La derrota electoral no preocupaba a la militancia de Morena. Tampoco les angustiaba la falta de asistentes. Menos que el obispo de Apatzingán, Cristóbal Ascencio García, quisiera boicotear el evento de la candidata presidencial para alargar su disputa con el presidente Andrés Manuel López Obrador. Sólo algo mantenía en vilo a los organizadores: que el crimen organizado se hiciera presente en el evento. La sola imagen de una balacera entre los asistentes o un atentado contra la casi futura presidenta quitaba el sueño a los promotores.
Un día antes, 30 de abril, dos cadáveres con el tiro de gracia fueron descubiertos en una casa deshabitada en la carretera de Apatzingán. Y horas antes del hallazgo, en pleno centro municipal, el dueño de una mueblería fue asesinado por un sicario que reclamaba un retraso en el pago del derecho de piso. El crimen organizado quería hacerse notar en la agenda electoral y el llamado del alcalde José Luis Cruz Lucatero a una tregua entre cárteles había fracasado.
Acaso por eso, al mediodía, los trabajos se detuvieron. Desde Lázaro Cárdenas, Michoacán, la militancia morenista recibió una desanimadora noticia: La Doctora había decidido, de último momento, no visitar Apatzingán y cambiar el mitin a Chilchota. Luego, continuaría por Zamora y Uruapan. La versión oficial insistía en que el cambio en la agenda no estaba relacionado con la inseguridad, sino con una nueva estrategia para visitar el mayor número de personas posibles en la última recta de la campaña. En el pueblo casi nadie les creyó.
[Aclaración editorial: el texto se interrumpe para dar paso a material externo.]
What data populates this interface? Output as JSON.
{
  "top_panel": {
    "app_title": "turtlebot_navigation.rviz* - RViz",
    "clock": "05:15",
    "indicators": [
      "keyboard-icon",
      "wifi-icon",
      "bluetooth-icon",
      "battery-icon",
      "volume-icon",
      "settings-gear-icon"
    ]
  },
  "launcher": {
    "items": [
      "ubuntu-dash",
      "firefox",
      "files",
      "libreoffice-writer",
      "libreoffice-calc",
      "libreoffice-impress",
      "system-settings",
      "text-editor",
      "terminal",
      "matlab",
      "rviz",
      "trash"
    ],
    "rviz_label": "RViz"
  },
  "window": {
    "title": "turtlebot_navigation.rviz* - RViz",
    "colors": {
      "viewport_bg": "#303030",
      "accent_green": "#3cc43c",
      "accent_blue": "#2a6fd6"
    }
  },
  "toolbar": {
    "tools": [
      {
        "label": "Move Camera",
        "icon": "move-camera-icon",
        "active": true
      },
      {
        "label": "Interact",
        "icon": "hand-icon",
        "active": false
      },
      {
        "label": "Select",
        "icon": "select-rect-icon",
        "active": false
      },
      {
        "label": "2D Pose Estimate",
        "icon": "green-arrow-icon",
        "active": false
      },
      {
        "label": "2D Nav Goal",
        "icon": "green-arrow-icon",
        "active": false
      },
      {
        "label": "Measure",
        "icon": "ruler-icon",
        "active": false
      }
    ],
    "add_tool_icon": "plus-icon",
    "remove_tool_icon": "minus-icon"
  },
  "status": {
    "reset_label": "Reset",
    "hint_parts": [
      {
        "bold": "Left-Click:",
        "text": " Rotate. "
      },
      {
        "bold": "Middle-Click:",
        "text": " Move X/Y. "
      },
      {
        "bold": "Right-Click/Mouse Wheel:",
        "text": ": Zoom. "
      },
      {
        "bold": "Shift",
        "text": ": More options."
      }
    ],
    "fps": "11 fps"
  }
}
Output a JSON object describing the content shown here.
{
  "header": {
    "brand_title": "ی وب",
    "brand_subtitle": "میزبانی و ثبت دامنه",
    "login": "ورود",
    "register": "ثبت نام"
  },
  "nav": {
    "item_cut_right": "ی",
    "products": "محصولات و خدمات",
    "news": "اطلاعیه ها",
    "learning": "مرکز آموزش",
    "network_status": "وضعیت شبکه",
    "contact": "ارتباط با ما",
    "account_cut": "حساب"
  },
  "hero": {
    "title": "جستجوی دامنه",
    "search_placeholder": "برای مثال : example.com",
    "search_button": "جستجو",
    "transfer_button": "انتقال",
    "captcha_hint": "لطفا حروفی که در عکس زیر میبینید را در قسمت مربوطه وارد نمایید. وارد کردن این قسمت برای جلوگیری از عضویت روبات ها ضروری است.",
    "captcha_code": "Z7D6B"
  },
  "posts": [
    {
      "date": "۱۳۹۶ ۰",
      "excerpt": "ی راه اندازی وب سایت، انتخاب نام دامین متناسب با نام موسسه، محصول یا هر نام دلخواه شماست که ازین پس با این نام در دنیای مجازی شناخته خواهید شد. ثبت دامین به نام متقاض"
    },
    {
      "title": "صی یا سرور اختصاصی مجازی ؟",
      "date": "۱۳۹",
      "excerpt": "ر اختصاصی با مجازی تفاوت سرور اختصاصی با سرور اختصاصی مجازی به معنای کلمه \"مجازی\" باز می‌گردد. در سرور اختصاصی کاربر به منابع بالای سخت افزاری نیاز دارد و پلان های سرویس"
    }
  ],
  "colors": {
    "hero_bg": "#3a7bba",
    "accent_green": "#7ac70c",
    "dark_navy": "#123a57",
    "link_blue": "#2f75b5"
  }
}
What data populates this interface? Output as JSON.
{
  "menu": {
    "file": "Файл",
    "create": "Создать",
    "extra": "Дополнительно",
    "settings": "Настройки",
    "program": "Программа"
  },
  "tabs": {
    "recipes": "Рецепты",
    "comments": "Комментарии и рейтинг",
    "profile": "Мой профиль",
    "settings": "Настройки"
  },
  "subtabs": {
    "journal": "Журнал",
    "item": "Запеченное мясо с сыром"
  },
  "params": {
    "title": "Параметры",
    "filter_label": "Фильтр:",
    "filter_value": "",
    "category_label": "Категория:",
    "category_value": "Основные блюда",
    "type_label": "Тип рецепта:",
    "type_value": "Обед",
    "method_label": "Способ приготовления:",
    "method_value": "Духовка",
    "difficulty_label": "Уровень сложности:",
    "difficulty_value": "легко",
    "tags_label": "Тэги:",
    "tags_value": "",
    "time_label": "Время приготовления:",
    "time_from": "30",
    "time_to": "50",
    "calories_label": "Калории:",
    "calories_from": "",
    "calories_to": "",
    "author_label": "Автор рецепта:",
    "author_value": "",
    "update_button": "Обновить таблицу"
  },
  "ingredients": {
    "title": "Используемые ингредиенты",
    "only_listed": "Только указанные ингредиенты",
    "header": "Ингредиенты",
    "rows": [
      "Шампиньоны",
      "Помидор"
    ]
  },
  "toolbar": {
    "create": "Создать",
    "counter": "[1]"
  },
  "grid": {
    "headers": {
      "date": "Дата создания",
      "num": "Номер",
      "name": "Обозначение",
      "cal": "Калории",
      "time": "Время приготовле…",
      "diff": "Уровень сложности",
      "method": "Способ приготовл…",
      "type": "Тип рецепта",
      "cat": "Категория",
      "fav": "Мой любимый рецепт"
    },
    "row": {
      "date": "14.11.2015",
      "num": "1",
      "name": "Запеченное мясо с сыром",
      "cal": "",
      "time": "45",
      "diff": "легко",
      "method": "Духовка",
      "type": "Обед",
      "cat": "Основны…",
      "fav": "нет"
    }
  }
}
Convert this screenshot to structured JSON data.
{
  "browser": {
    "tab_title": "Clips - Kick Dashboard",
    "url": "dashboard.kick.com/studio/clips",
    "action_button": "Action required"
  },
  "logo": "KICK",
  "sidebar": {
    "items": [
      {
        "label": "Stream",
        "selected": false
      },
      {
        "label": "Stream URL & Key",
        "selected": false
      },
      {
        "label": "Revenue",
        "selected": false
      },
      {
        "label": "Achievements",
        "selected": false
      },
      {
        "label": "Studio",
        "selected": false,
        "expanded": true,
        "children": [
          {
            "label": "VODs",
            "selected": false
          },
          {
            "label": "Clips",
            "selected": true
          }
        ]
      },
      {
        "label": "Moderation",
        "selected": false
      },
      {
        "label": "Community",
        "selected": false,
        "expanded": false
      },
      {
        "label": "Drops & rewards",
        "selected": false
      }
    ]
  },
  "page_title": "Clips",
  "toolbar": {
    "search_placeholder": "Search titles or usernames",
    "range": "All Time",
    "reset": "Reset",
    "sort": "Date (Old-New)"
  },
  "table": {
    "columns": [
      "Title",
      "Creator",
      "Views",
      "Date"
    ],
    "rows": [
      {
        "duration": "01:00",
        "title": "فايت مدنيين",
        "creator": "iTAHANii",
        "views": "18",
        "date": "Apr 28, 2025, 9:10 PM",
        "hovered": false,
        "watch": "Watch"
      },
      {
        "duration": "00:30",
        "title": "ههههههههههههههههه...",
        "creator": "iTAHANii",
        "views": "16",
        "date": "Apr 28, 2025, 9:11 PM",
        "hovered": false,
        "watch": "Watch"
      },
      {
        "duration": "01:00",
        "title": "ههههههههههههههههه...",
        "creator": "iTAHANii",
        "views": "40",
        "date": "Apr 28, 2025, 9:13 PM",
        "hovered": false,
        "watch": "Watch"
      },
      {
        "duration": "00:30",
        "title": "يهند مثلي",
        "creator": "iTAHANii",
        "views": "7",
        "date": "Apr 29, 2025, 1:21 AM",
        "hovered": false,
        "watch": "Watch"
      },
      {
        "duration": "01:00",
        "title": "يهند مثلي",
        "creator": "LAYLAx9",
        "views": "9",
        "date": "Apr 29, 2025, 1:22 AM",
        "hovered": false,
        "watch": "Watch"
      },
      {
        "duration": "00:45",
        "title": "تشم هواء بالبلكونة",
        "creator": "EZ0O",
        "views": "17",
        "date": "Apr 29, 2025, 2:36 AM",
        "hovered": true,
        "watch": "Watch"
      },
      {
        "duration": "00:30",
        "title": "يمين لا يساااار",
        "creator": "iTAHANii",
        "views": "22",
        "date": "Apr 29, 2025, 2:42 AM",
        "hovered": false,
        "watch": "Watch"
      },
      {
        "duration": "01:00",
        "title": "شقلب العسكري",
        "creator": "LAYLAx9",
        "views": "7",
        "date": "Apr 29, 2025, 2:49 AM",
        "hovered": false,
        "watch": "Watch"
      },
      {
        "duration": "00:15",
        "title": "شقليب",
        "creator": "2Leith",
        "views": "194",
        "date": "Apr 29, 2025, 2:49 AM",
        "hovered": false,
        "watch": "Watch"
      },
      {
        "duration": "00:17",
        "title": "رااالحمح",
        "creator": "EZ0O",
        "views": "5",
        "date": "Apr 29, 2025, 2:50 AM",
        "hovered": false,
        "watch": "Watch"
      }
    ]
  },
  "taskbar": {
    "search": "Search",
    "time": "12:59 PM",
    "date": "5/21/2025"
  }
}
Abatidos, los organizadores desmontaron la fiesta. Listones, globos, confeti, todo se guardó en el comité local de Morena. La mayoría lucía triste, aunque en el fondo también sentían un alivio callado: se rumoraba que un extorsionador muy conocido en la zona quería llegar hasta Sheinbaum para entregarle una carta con un contenido desconocido. Una maniobra de altísimo riesgo para la candidata presidencial. Para fortuna de los apatzinguenses, el plan de César Alejandro Sepúlveda Arellano, El Bótox, se había frustrado con la cancelación del mitin.
Fuente: Milenio.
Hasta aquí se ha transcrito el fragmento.